API surfaces of these SDKs evolve frequently. The snippets below show the canonical pattern — instantiate an HTTP transport against the Vectoralix URL, inject the Authorization header, list tools, call one — and should be adapted to the exact class names of the SDK version you install.

TypeScript example

import { Client } from "@modelcontextprotocol/sdk/client/index.js";
import { StreamableHTTPClientTransport } from "@modelcontextprotocol/sdk/client/streamableHttp.js";

const transport = new StreamableHTTPClientTransport(
  new URL("https://vectoralix.com/mcp/<serverUid>"),
  {
    requestInit: {
      headers: {
        Authorization: "Bearer <endpoint-token>",
      },
    },
  },
);

const client = new Client({ name: "my-agent", version: "1.0.0" }, {});
await client.connect(transport);

const tools = await client.listTools();
console.log(tools);

const result = await client.callTool({
  name: "search_files",
  arguments: { query: "billing" },
});
console.log(result);

Python example

from mcp import ClientSession
from mcp.client.streamable_http import streamablehttp_client

url = "https://vectoralix.com/mcp/<serverUid>"
headers = {"Authorization": "Bearer <endpoint-token>"}

async with streamablehttp_client(url, headers=headers) as (read, write, _):
    async with ClientSession(read, write) as session:
        await session.initialize()

        tools = await session.list_tools()
        print(tools)

        result = await session.call_tool(
            "search_files",
            {"query": "billing"},
        )
        print(result)

Error handling

HTTP status Meaning What the client should do
401 Private server: missing, wrong, or expired endpoint token. Returned for unknown serverUid too, by design, to prevent UID enumeration. Re-fetch the token from the dashboard; verify the URL's serverUid character-by-character.
404 Public server: serverUid does not match any server. Private servers do not return 404. Confirm the URL was copied from the dashboard and the server is still public.
429 Rate limit exceeded — per-server, per-month bucket per the plan. Honor the rate-limit headers; back off and retry, or escalate the plan.
5xx Server-side failure: missing active version, tool execution error, or internal exception. Inspect the JSON-RPC error body for an error stage badge — ssrf, http, or post_processing — to localize the failure.

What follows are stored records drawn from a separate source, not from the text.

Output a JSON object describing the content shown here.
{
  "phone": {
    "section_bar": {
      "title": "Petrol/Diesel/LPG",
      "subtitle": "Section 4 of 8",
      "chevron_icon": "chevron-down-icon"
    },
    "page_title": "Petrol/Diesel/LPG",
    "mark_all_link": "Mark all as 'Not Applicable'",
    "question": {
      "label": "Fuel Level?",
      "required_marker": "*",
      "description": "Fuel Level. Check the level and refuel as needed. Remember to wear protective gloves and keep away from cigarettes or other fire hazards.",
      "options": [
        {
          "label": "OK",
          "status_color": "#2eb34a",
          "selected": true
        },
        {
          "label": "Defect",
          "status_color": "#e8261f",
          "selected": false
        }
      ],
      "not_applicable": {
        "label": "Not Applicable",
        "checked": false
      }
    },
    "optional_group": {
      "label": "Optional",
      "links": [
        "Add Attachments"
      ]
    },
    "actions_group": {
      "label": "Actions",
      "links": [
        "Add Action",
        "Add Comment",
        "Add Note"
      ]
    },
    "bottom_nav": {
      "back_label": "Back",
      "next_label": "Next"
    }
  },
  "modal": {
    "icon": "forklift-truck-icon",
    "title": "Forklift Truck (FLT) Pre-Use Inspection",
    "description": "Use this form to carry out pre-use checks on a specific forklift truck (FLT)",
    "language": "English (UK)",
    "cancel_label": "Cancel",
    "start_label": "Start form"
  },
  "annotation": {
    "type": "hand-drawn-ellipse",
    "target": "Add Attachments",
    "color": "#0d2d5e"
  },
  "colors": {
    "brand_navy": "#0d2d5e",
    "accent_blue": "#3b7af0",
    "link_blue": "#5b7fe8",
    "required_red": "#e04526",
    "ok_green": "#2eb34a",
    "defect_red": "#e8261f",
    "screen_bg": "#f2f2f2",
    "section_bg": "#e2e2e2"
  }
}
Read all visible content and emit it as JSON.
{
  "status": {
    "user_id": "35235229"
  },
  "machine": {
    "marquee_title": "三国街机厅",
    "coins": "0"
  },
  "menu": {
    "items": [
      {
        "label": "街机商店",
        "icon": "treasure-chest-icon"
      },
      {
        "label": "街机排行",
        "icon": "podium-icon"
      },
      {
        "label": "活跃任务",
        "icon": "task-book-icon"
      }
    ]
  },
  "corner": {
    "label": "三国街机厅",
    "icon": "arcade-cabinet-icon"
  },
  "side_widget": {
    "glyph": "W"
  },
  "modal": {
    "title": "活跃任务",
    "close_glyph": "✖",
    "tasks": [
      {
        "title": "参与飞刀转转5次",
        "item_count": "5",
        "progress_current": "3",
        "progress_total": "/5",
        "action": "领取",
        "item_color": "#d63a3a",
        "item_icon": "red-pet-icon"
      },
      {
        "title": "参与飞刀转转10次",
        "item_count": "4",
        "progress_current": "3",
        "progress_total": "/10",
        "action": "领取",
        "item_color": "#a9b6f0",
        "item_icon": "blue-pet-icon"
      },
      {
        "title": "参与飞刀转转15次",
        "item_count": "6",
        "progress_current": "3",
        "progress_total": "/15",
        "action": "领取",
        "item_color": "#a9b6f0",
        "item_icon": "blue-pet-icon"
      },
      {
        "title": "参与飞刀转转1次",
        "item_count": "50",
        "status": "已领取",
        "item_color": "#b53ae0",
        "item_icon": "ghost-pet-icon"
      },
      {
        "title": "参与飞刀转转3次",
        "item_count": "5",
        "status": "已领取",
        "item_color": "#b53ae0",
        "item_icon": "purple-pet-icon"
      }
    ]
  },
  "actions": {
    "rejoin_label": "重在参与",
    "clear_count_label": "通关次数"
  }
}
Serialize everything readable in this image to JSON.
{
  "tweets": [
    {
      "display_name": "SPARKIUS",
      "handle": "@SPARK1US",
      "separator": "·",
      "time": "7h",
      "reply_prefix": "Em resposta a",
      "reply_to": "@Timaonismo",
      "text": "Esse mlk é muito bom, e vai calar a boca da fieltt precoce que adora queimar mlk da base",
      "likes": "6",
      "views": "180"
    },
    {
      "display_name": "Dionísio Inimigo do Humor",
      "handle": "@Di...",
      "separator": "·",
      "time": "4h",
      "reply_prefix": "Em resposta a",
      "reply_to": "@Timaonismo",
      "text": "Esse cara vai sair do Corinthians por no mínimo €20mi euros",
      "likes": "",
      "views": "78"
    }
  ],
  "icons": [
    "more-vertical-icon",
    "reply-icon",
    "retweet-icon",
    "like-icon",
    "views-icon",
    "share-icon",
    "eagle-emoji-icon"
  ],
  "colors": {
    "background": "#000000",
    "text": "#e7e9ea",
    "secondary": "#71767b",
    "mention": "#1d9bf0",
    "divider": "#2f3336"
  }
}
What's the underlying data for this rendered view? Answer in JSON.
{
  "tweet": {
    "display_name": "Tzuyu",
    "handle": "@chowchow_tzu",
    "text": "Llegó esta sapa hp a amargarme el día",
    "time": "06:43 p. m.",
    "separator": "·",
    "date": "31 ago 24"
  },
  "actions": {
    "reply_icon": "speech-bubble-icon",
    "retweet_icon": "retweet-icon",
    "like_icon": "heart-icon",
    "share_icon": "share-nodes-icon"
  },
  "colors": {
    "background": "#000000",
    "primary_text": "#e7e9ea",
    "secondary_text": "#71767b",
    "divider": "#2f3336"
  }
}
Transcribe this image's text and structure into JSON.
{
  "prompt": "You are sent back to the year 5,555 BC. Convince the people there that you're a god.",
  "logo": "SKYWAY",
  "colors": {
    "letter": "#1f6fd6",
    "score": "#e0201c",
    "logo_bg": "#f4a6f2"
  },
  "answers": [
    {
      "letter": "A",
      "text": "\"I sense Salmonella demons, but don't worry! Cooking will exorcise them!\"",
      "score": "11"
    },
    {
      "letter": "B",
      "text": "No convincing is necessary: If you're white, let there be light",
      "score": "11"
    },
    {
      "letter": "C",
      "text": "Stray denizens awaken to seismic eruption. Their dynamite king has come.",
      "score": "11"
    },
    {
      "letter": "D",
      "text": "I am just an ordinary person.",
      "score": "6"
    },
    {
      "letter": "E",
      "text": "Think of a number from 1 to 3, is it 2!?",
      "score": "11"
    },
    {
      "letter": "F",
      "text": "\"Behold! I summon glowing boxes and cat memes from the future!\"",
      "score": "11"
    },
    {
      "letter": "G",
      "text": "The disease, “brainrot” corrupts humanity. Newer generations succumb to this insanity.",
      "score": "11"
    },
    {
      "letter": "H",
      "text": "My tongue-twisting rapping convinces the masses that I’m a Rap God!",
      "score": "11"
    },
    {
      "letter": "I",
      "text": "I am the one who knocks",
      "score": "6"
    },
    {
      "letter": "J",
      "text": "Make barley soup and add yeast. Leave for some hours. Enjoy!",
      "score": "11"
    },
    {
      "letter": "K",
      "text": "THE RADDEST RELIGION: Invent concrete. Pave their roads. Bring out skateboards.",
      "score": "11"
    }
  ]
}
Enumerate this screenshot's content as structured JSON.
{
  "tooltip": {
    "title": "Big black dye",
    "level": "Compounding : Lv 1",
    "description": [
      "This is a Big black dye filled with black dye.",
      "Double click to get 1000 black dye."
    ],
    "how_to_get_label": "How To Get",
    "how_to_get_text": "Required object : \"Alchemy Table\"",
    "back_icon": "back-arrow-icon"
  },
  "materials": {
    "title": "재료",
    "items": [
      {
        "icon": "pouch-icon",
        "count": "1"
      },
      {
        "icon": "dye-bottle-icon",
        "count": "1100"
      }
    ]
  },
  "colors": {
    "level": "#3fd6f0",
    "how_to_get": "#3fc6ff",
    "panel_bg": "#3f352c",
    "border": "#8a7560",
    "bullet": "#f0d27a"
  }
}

Tool-level errors travel inside the JSON-RPC response as an error object — the HTTP status is still 200. The SDKs surface these as exceptions or error fields on the result; do not assume HTTP 200 means the tool succeeded.

Session reuse vs one-shot calls

Reuse one ClientSession across many tool calls when you can — initialize once, then call tools as needed. The Streamable HTTP transport keeps a session id between requests, which is cheaper than re-initializing for every call. Rate-limit buckets are keyed per MCP server per month, not per session, so reusing a session does not save quota — it saves round-trips.

Resources alongside tools

In addition to tools, Vectoralix exposes each piece of version content as an MCP resource at content://<slug> with MIME type text/plain. Clients that speak the resources side of the protocol can list and read them directly; tool-only clients reach the same content through the File Search capabilities instead.

When the MCP protocol is not enough

Anything that is not a tool call — programmatically listing the MCP servers in your organization, managing versions, rotating endpoint tokens — lives outside MCP, on the Vectoralix REST API. The Authentication & API group documents that surface and is the right starting point for management automation.